Не дотянув до конца обеда, граф упал на спинку своего кресла, закрыл глаза и не шевелился.

Он спал.

Патрон Картапо не мешал ему спать.

-- Я разбужу его, когда надо будет ехать, -- сказал он. И он продолжал есть и пить, соблюдая еще более умеренность.

Капитан "Дороде" также любил выпить, но нужно было большое число бутылок, чтобы свалить его.

Но он не полагался сам на себя и только изредка напивался; когда он был пьян, то делался свиреп, не узнавал никого и пускал в ход нож. На этот раз он обещал себе быть умеренным и сдержал свое слово. Картагю снисходительно смотрел на спящего графа; видно было, что он завидовал про себя блаженству, которым наслаждался напившийся, тем более что он не мог последовать его примеру.

Патрон кончил обед и позвонил, чтобы потребовать кофе.

-- Так! -- сказал, ухмыляясь, прислуживавший негр. -- А этот господин, который спит, также будет пить кофе?

В эту минуту граф открыл глаза, потянулся несколько раз, зевнул и спросил коснеющим языком:

-- Отчего же мне не пить кофе? Напротив, я хочу выпить большой стакан без сахару, это меня подкрепит; слышите, гарсон, подайте стакан покрепче и без сахару!

-- Слушаю, сударь, -- сказал негр, приняв снова свои сладкие манеры, как только увидел, что граф проснулся.

-- Я долго спал? -- спросил граф у патрона, когда они остались одни.

-- Порядочно, сударь, вы проспали больше двух часов.

-- Так долго?

-- Право, не меньше.

-- Тем лучше; все время выиграно, -- прибавил он сквозь зубы.

-- Лучше ли вам теперь?

-- Да, я чувствую себя довольно хорошо, и когда выпью черного кофе, я совершенно оправлюсь, и ничего нельзя будет заметить.

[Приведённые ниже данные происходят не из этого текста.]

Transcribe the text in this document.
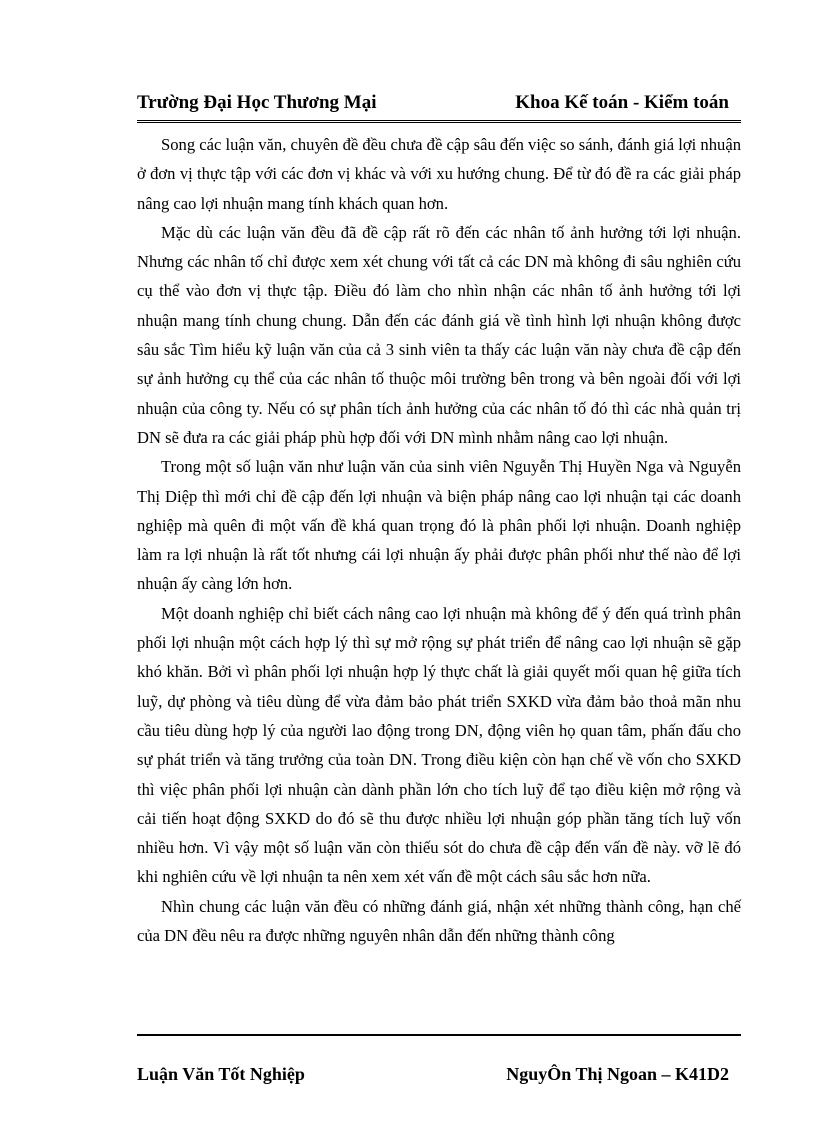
Trường Đại Học Thương Mại	Khoa Kế toán - Kiểm toán

Song các luận văn, chuyên đề đều chưa đề cập sâu đến việc so sánh, đánh giá lợi nhuận ở đơn vị thực tập với các đơn vị khác và với xu hướng chung. Để từ đó đề ra các giải pháp nâng cao lợi nhuận mang tính khách quan hơn.

Mặc dù các luận văn đều đã đề cập rất rõ đến các nhân tố ảnh hưởng tới lợi nhuận. Nhưng các nhân tố chỉ được xem xét chung với tất cả các DN mà không đi sâu nghiên cứu cụ thể vào đơn vị thực tập. Điều đó làm cho nhìn nhận các nhân tố ảnh hưởng tới lợi nhuận mang tính chung chung. Dẫn đến các đánh giá về tình hình lợi nhuận không được sâu sắc Tìm hiểu kỹ luận văn của cả 3 sinh viên ta thấy các luận văn này chưa đề cập đến sự ảnh hưởng cụ thể của các nhân tố thuộc môi trường bên trong và bên ngoài đối với lợi nhuận của công ty. Nếu có sự phân tích ảnh hưởng của các nhân tố đó thì các nhà quản trị DN sẽ đưa ra các giải pháp phù hợp đối với DN mình nhằm nâng cao lợi nhuận.

Trong một số luận văn như luận văn của sinh viên Nguyễn Thị Huyền Nga và Nguyễn Thị Diệp thì mới chỉ đề cập đến lợi nhuận và biện pháp nâng cao lợi nhuận tại các doanh nghiệp mà quên đi một vấn đề khá quan trọng đó là phân phối lợi nhuận. Doanh nghiệp làm ra lợi nhuận là rất tốt nhưng cái lợi nhuận ấy phải được phân phối như thế nào để lợi nhuận ấy càng lớn hơn.

Một doanh nghiệp chỉ biết cách nâng cao lợi nhuận mà không để ý đến quá trình phân phối lợi nhuận một cách hợp lý thì sự mở rộng sự phát triển để nâng cao lợi nhuận sẽ gặp khó khăn. Bởi vì phân phối lợi nhuận hợp lý thực chất là giải quyết mối quan hệ giữa tích luỹ, dự phòng và tiêu dùng để vừa đảm bảo phát triển SXKD vừa đảm bảo thoả mãn nhu cầu tiêu dùng hợp lý của người lao động trong DN, động viên họ quan tâm, phấn đấu cho sự phát triển và tăng trưởng của toàn DN. Trong điều kiện còn hạn chế về vốn cho SXKD thì việc phân phối lợi nhuận càn dành phần lớn cho tích luỹ để tạo điều kiện mở rộng và cải tiến hoạt động SXKD do đó sẽ thu được nhiều lợi nhuận góp phần tăng tích luỹ vốn nhiều hơn. Vì vậy một số luận văn còn thiếu sót do chưa đề cập đến vấn đề này. vỡ lẽ đó khi nghiên cứu về lợi nhuận ta nên xem xét vấn đề một cách sâu sắc hơn nữa.

Nhìn chung các luận văn đều có những đánh giá, nhận xét những thành công, hạn chế của DN đều nêu ra được những nguyên nhân dẫn đến những thành công

Luận Văn Tốt Nghiệp	NguyÔn Thị Ngoan – K41D2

-- Вы очень счастливы, что обладаете такой способностью.

-- Не правда ли? А потому я вполне доволен.

Негр вошел с огромным стаканом кофе, поставил его перед графом, потом подал чашку патрону.

Граф не ошибся.

Когда он допил свой стакан кофе, его физиономия изменилась, взгляд просветлел. Это был уже не тот человек; всякий признак опьянения исчез.

Де Витре и патрон вышли из трактира, где обедали, и, подышав свежим ночным воздухом на моле, вернулись на шхуну; через час они были на пути в Квебек, куда граф торопился прибыть.